WASHINGTON — Last week, the World Bank announced its plan to give $1.1 billion toward development programs in Bangladesh. The money will be used for three development projects and will improve the quality of life for over 36 million people nationwide.
Bangladesh is a low-lying country and is therefore subject to extreme flooding, cyclones and rising sea levels. In 2004, residents experienced some of the worst flooding in the country’s history; 800 people were killed, millions were left homeless and over 20 million were left without food and water.
The World Bank aims to contribute $375 million for the Multipurpose Disaster Shelter Project in order to protect against future flooding and other natural disasters. The initiative includes building 552 new disaster shelters as well as improving 450 pre-existing structures. Workers also plan to develop roadways and communication networks for improved mobility in 9 coastal areas.

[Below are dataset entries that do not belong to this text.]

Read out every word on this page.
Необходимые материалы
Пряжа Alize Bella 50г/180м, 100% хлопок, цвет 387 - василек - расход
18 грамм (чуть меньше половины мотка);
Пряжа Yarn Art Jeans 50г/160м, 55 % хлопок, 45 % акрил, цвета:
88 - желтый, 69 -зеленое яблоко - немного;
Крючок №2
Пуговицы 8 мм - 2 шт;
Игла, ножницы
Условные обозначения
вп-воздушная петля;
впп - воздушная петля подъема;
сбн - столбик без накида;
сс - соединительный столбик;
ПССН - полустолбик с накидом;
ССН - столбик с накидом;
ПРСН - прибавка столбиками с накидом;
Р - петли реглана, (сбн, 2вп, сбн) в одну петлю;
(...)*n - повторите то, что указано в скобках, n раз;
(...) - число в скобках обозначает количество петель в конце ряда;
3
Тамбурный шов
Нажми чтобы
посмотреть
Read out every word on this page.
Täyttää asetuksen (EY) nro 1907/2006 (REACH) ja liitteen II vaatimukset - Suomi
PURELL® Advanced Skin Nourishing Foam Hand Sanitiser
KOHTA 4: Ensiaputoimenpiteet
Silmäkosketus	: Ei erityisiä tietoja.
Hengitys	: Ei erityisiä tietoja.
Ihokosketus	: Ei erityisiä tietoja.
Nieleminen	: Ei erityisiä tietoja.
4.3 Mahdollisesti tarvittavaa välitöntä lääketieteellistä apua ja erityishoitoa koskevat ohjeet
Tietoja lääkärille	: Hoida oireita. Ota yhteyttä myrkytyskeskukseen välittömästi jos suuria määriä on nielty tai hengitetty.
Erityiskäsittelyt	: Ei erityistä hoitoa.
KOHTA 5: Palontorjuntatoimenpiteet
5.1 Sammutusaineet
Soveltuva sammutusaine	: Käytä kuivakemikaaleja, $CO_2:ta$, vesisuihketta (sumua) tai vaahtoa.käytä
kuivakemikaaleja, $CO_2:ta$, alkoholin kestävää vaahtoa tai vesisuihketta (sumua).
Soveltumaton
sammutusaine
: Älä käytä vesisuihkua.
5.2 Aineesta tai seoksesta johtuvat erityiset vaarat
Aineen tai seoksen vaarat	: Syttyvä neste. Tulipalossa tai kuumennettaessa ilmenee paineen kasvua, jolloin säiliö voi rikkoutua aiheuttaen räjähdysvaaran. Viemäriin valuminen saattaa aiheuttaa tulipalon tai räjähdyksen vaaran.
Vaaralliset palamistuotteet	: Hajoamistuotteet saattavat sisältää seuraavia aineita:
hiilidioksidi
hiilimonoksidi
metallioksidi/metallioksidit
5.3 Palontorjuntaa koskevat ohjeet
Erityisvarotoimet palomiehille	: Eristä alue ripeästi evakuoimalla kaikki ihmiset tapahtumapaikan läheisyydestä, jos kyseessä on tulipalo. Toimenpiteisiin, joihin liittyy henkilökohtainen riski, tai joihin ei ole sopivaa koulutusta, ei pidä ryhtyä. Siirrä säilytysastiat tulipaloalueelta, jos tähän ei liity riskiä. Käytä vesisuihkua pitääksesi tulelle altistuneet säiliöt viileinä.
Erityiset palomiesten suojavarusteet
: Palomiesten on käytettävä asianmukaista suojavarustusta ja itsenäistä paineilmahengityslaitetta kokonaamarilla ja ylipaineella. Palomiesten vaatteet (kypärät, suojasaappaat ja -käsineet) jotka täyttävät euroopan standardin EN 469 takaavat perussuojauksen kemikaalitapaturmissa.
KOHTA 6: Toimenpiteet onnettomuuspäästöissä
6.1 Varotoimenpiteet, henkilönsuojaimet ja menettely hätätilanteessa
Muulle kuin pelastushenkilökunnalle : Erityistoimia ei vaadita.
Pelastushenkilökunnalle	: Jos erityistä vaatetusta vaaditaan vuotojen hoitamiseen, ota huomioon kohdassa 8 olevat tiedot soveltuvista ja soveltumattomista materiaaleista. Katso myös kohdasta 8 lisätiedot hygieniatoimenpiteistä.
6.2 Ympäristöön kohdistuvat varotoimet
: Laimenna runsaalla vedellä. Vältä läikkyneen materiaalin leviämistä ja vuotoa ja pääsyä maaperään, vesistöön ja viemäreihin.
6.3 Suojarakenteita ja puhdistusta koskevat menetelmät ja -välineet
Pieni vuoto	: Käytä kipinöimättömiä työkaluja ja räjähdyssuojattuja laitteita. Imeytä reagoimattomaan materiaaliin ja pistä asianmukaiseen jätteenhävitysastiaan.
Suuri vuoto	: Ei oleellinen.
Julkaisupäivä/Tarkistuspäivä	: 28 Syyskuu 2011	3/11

“The project will benefit 14 million people among the coastal population living in the front line of climate change,” said World Bank Task Team Leader for MDSP, Anna C. O’Donnell. “The project will introduce steel shelter designs for the first time in Bangladesh for improved construction quality and durability.”

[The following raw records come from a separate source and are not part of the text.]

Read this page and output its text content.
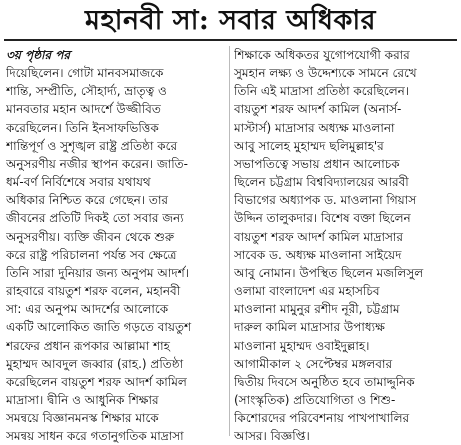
মহানবী সা: সবার অধিকার
৩য় পৃষ্ঠার পর
দিয়েছিলেন। গোটা মানবসমাজকে
শান্তি, সম্প্রীতি, সৌহার্দ্য, ভ্রাতৃত্ব ও
মানবতার মহান আদর্শে উজ্জীবিত
করেছিলেন। তিনি ইনসাফভিত্তিক
শান্তিপূর্ণ ও সুশৃঙ্খল রাষ্ট্র প্রতিষ্ঠা করে
অনুসরণীয় নজীর স্থাপন করেন। জাতি-
ধর্ম-বর্ণ নির্বিশেষে সবার যথাযথ
অধিকার নিশ্চিত করে গেছেন। তার
জীবনের প্রতিটি দিকই তো সবার জন্য
অনুসরণীয়। ব্যক্তি জীবন থেকে শুরু
করে রাষ্ট্র পরিচালনা পর্যন্ত সব ক্ষেত্রে
তিনি সারা দুনিয়ার জন্য অনুপম আদর্শ।
রাহবারে বায়তুশ শরফ বলেন, মহানবী
সা: এর অনুপম আদর্শের আলোকে
একটি আলোকিত জাতি গড়তে বায়তুশ
শরফের প্রধান রূপকার আল্লামা শাহ
মুহাম্মদ আবদুল জব্বার (রাহ.) প্রতিষ্ঠা
করেছিলেন বায়তুশ শরফ আদর্শ কামিল
মাদ্রাসা। দ্বীনি ও আধুনিক শিক্ষার
সমন্বয়ে বিজ্ঞানমনস্ক শিক্ষার মাকে
সমন্বয় সাধন করে গতানুগতিক মাদ্রাসা
শিক্ষাকে অধিকতর যুগোপযোগী করার
সুমহান লক্ষ্য ও উদ্দেশ্যকে সামনে রেখে
তিনি এই মাদ্রাসা প্রতিষ্ঠা করেছিলেন।
বায়তুশ শরফ আদর্শ কামিল (অনার্স-
মাস্টার্স) মাদ্রাসার অধ্যক্ষ মাওলানা
আবু সালেহ মুহাম্মদ ছলিমুল্লাহ'র
সভাপতিত্বে সভায় প্রধান আলোচক
ছিলেন চট্টগ্রাম বিশ্ববিদ্যালয়ের আরবী
বিভাগের অধ্যাপক ড. মাওলানা গিয়াস
উদ্দিন তালুকদার। বিশেষ বক্তা ছিলেন
বায়তুশ শরফ আদর্শ কামিল মাদ্রাসার
সাবেক ড. অধ্যক্ষ মাওলানা সাইয়েদ
আবু নোমান। উপস্থিত ছিলেন মজলিসুল
ওলামা বাংলাদেশ এর মহাসচিব
মাওলানা মামুনুর রশীদ নূরী, চট্টগ্রাম
দারুল কামিল মাদ্রাসার উপাধ্যক্ষ
মাওলানা মুহাম্মদ ওবাইদুল্লাহ।
আগামীকাল ২ সেপ্টেম্বর মঙ্গলবার
দ্বিতীয় দিবসে অনুষ্ঠিত হবে তামাদ্দুনিক
(সাংস্কৃতিক) প্রতিযোগিতা ও শিশু-
কিশোরদের পরিবেশনায় পাখপাখালির
আসর। বিজ্ঞপ্তি।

The World Bank contribution will also go toward improving the quality of primary education in Bangladesh. $400 million will help finance the country’s Third Primary Education Development Program. The program intends to raise enrollment levels to 98 percent as well as primary completion rates to 80 percent. The education project also works to provide merit-based teacher recruitment and to equip schools with proper textbooks each year.

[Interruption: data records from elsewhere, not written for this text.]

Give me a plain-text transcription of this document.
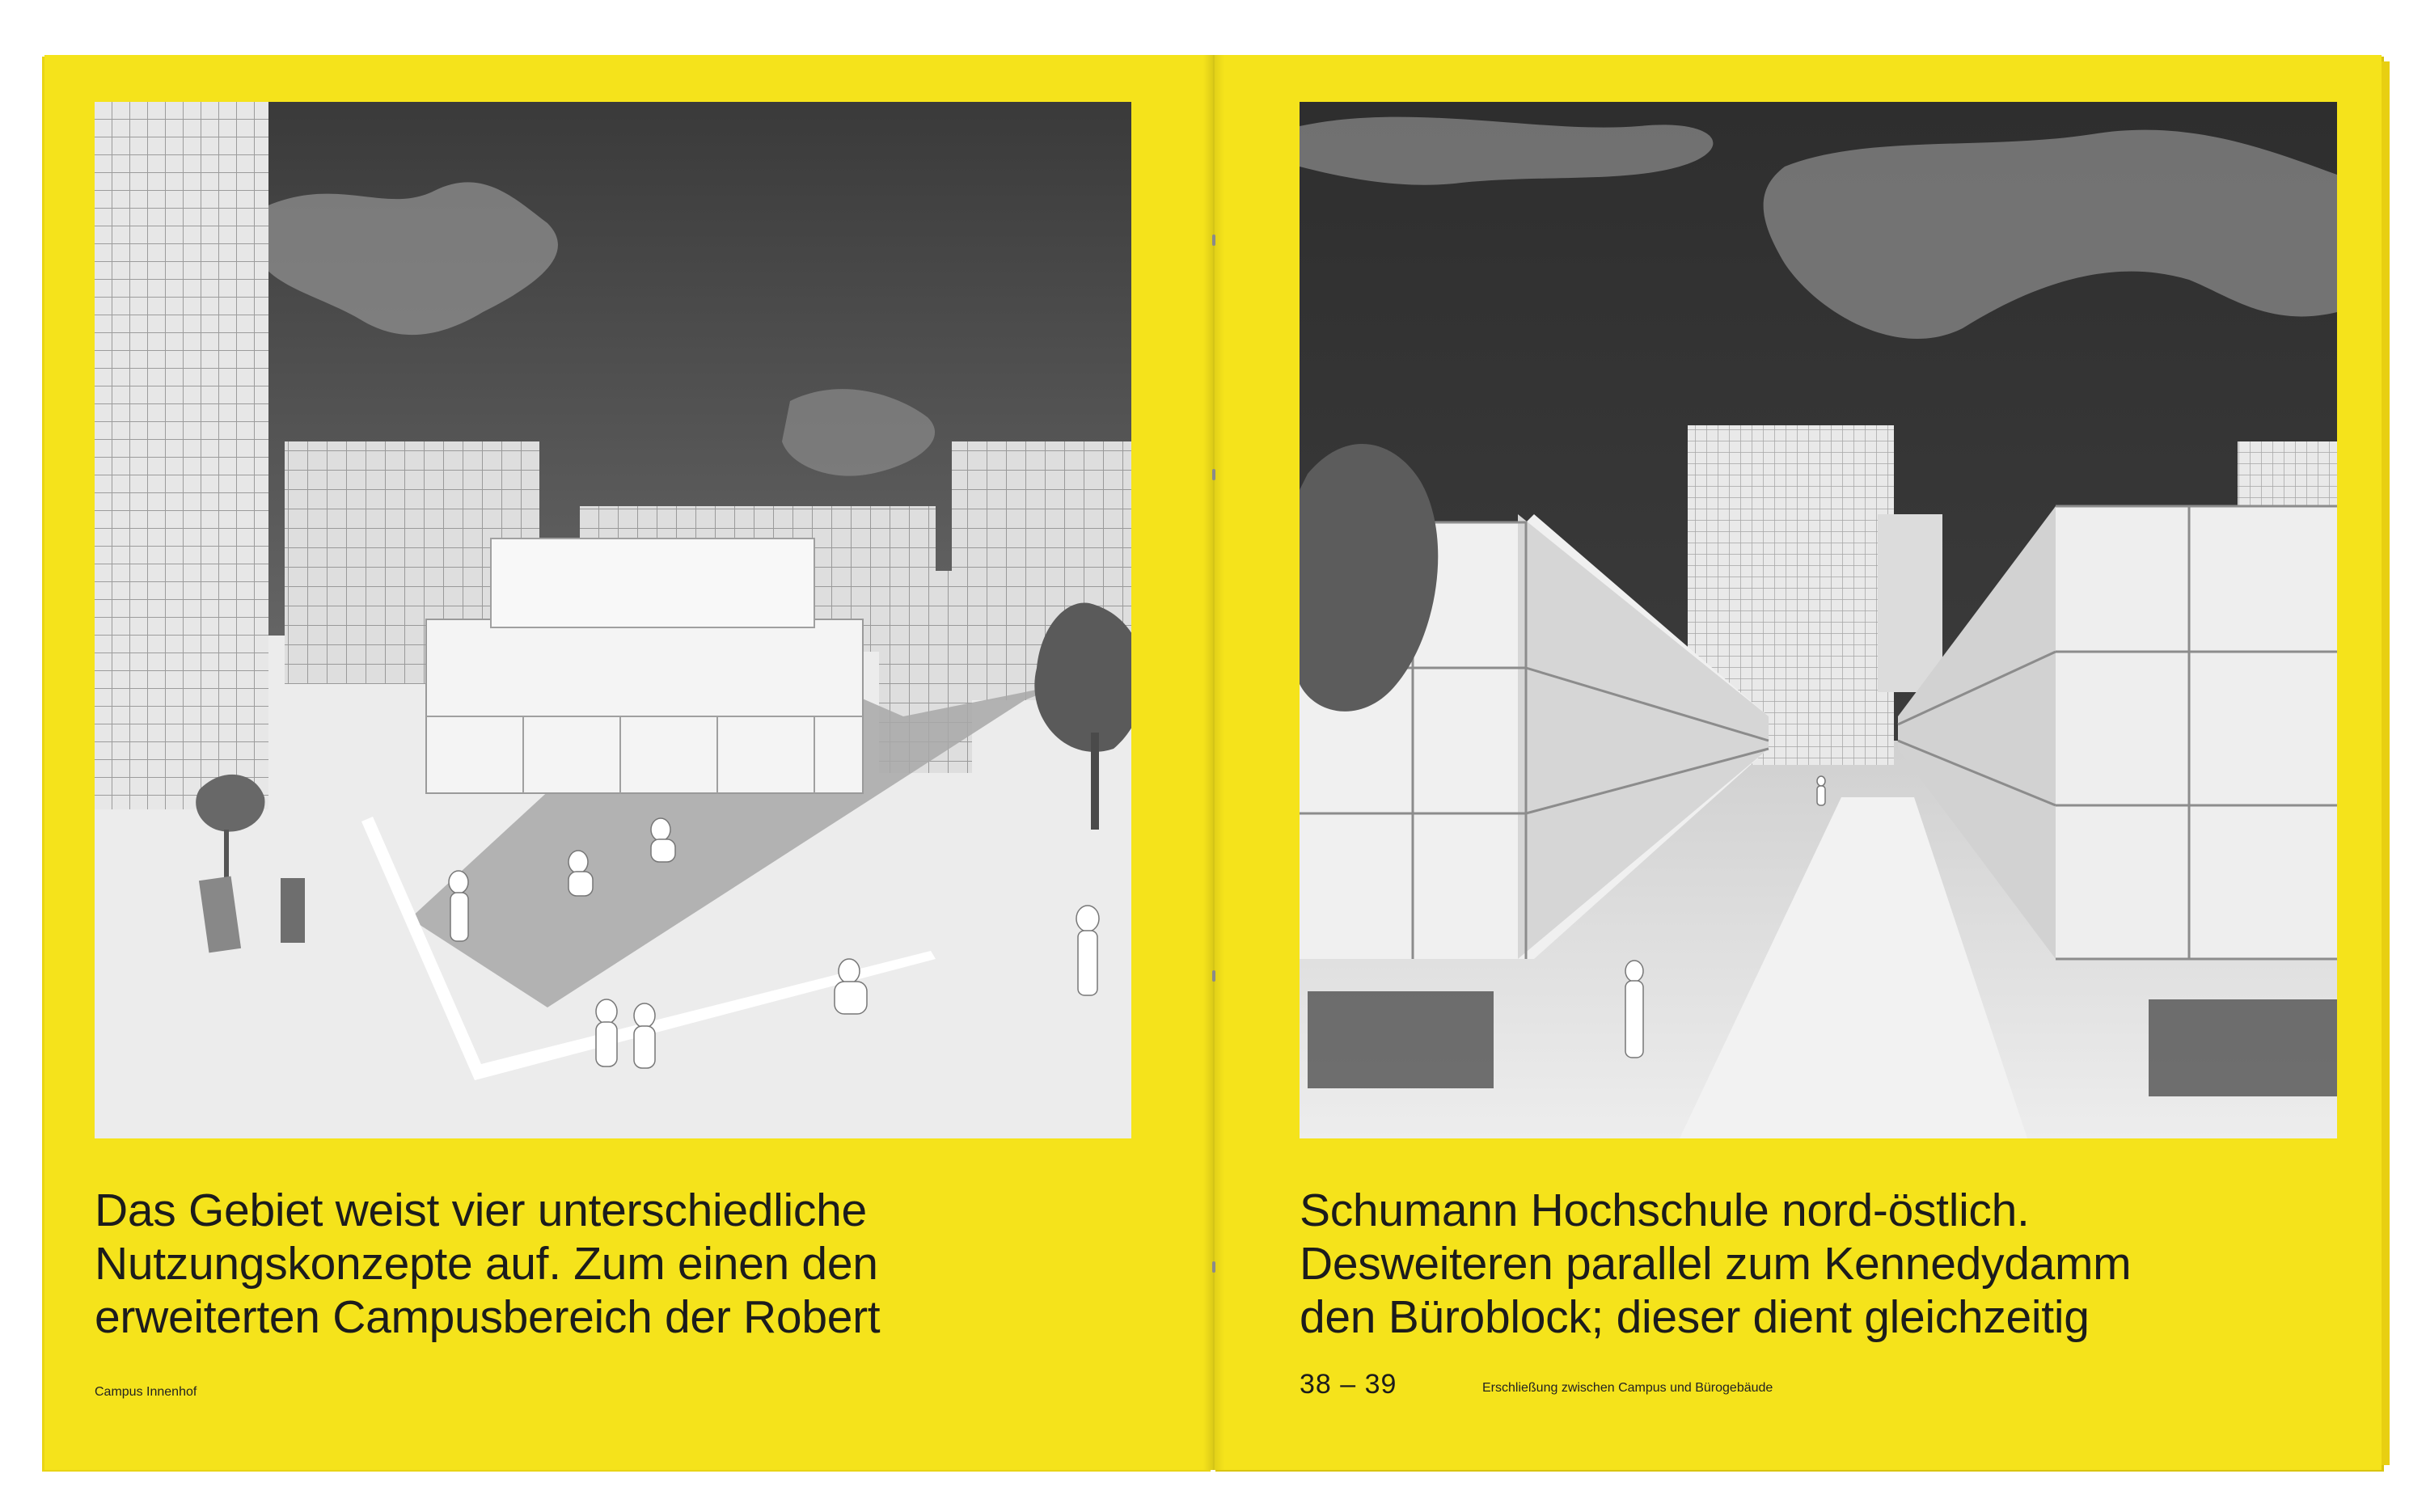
Das Gebiet weist vier unterschiedliche
Nutzungskonzepte auf. Zum einen den
erweiterten Campusbereich der Robert

Campus Innenhof

Schumann Hochschule nord-östlich.
Desweiteren parallel zum Kennedydamm
den Büroblock; dieser dient gleichzeitig

38 – 39	Erschließung zwischen Campus und Bürogebäude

Financing provided by the World Bank will bring an additional 19 million Bangladeshi children to school, assuring them quality instruction and guaranteeing that they complete their primary school studies. The program will also establish pre-primary education and improve school facilities, particularly in disadvantaged areas.
“Directly and indirectly, these operations help ensure that even the poorest children in Bangladesh can achieve their full potential,” said Johannes Zutt World Bank Country Director for Bangladesh.
Bangladesh has made significant progress in diminishing poverty throughout the last three decades, though high numbers of citizens living in extreme poverty still pose a threat to the country’s development. Leaders recently established the Income Support Program for the Poorest, or ISSP, project in order to assist those living in extreme conditions.
The project will help 2.7 million people, approximately 10 percent of the nation’s poorest citizens. ISSP will also provide income assistance for over 600,000 impoverished mothers in exchange for their participation in children’s nutrition and cognitive development activities. ISSP will provide monthly cash transfers to mothers in the program using smart cash cards.
“Ensuring adequate nutrition prenatally and in the first 2 years of life helps to maximize a child’s brain development and health. Helping a child’s growth and cognitive development in the initial 5 years is critical to boost the earnings capacity in the later years of life and to prevent the transmission of poverty across generations,” World Bank Task Team Leader of ISSP, Iffath Sharif, said.
The country of Bangladesh has many resources to offer, which leads economists to consider it one of the “Next Eleven” tier of developing nations. Economists state that foreign investments in the country could provide great returns in the coming years.